The Duke/University of North Carolina Alzheimer’s Disease Research Center and the South Texas Alzheimer’s Disease Center will conduct research in areas including early and midlife AD and related dementias risk factors, as well as methods of understanding and reducing the burden of these diseases on understudied groups, particularly Mexican American Hispanic patients and Black American patients.

“NIA-funded Alzheimer’s Disease Research Centers (ADRC) have been at the heart of progress in Alzheimer’s and related dementias research in the U.S. for more than 3 decades,” Richard J. Hodes, MD, director of the NIA, said in a press release. “Funding these two new research hubs underscores our ongoing commitment to finding effective preventions and treatments for a diverse range of individuals at risk for and living with these diseases.”
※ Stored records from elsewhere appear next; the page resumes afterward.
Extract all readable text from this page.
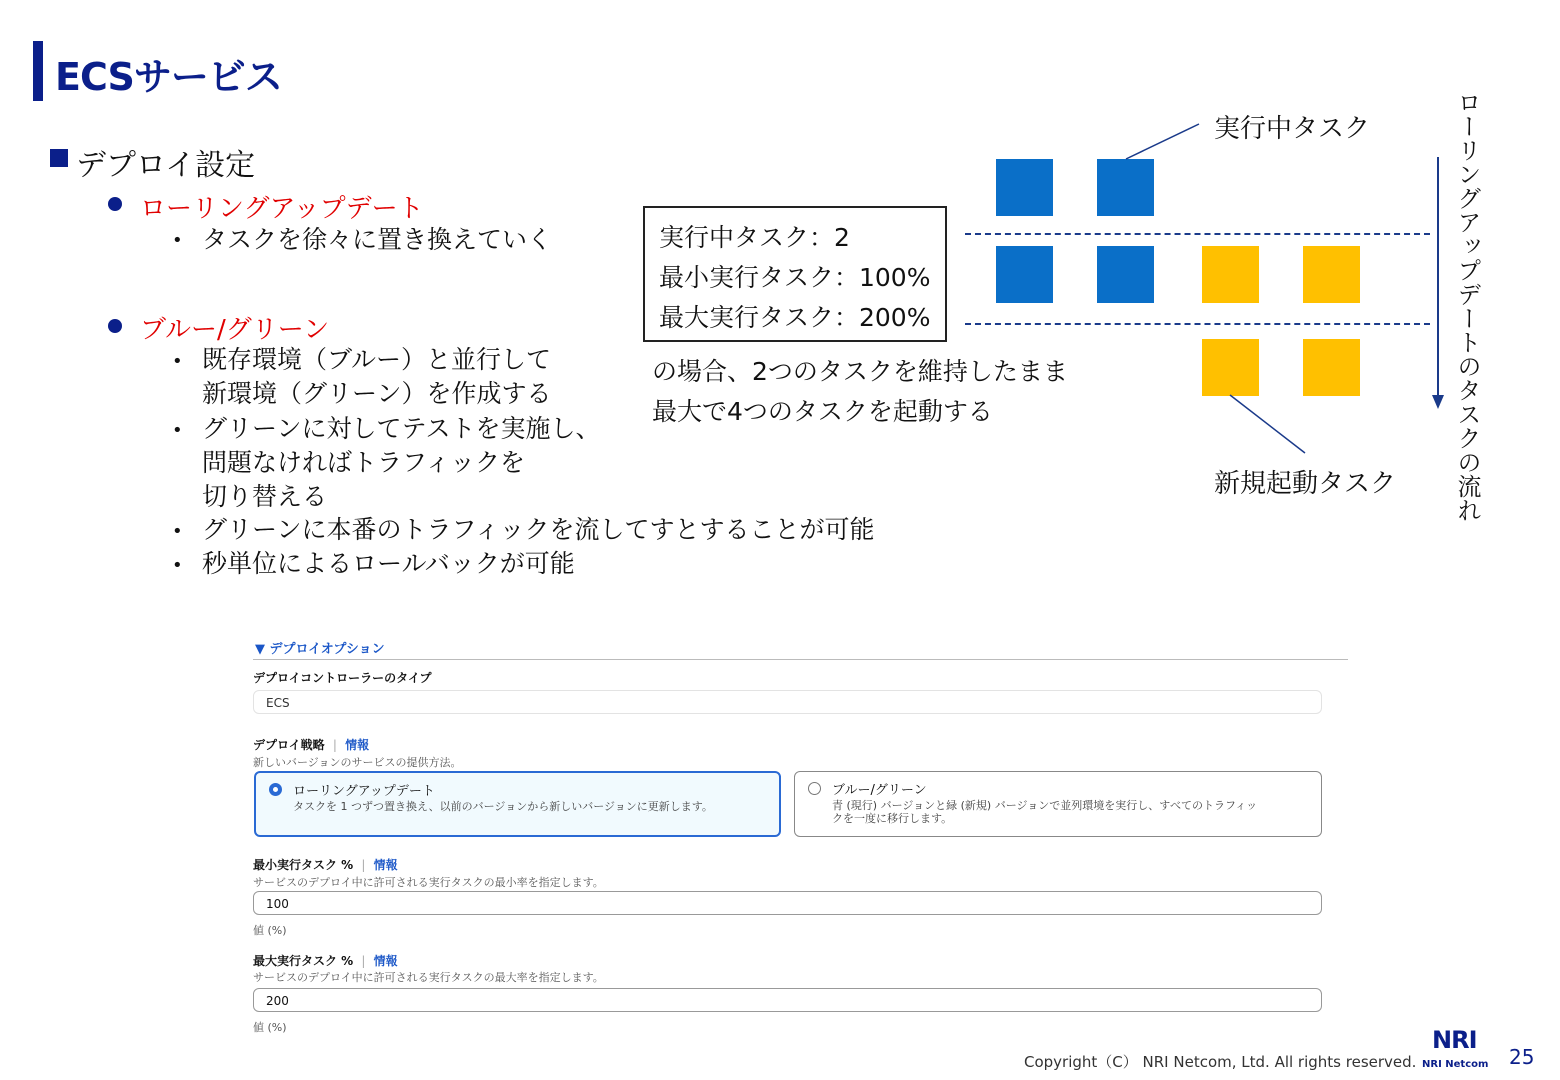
ECSサービス
デプロイ設定
ローリングアップデート
• タスクを徐々に置き換えていく
ブルー/グリーン
• 既存環境（ブルー）と並行して
新環境（グリーン）を作成する
• グリーンに対してテストを実施し、
問題なければトラフィックを
切り替える
• グリーンに本番のトラフィックを流してすとすることが可能
• 秒単位によるロールバックが可能
実行中タスク：2
最小実行タスク：100%
最大実行タスク：200%
の場合、2つのタスクを維持したまま
最大で4つのタスクを起動する
実行中タスク
新規起動タスク ローリングアップデートのタスクの流れ
▼ デプロイオプション
デプロイコントローラーのタイプ
ECS
デプロイ戦略 | 情報
新しいバージョンのサービスの提供方法。
ローリングアップデート
タスクを 1 つずつ置き換え、以前のバージョンから新しいバージョンに更新します。
ブルー/グリーン
青 (現行) バージョンと緑 (新規) バージョンで並列環境を実行し、すべてのトラフィッ
クを一度に移行します。
最小実行タスク % | 情報
サービスのデプロイ中に許可される実行タスクの最小率を指定します。
100
値 (%)
最大実行タスク % | 情報
サービスのデプロイ中に許可される実行タスクの最大率を指定します。
200
値 (%)
Copyright（C） NRI Netcom, Ltd. All rights reserved.
NRI
NRI Netcom 25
The addition of these two centers to the network marks 33 ADRCs across the U.S., plus four exploratory centers, that aim to advance research on effective AD and related dementias preventions, diagnostics and treatments, as well as enhance support for families and other caregivers.

Researchers at the Duke/UNC center will seek to identify age-related changes across the lifespan that affect the development, progression and experience of AD and related dementias, as well as to identify how factors that manifest in early and midlife affect racial, ethnic and geographic dementia disparities.

The University of Texas Health Science Center at San Antonio and The University of Texas Rio Grande Valley ADRC are positioned to use their geographic location, which covers approximately 5 million underserved Mexican Americans, to create community connections and improve the diversity of data and biosamples available through the national network of ADRCs. Researchers at this center aim to investigate methods of reducing the burden of AD and related dementias among Hispanics and then share these resources broadly.

“[ADRCs] bring together scientists and research participants with a wide range of research focus areas, within each center and across the network,” Nina Silverberg, PhD, director of NIA’s ADRC program, said in the release. “These two new centers will be important contributors as we continue to build momentum toward new research approaches to treatment and prevention as well as caregiving strategies and, importantly, toward inclusion of a diverse group of research volunteers reflective of those most affected by the disease.”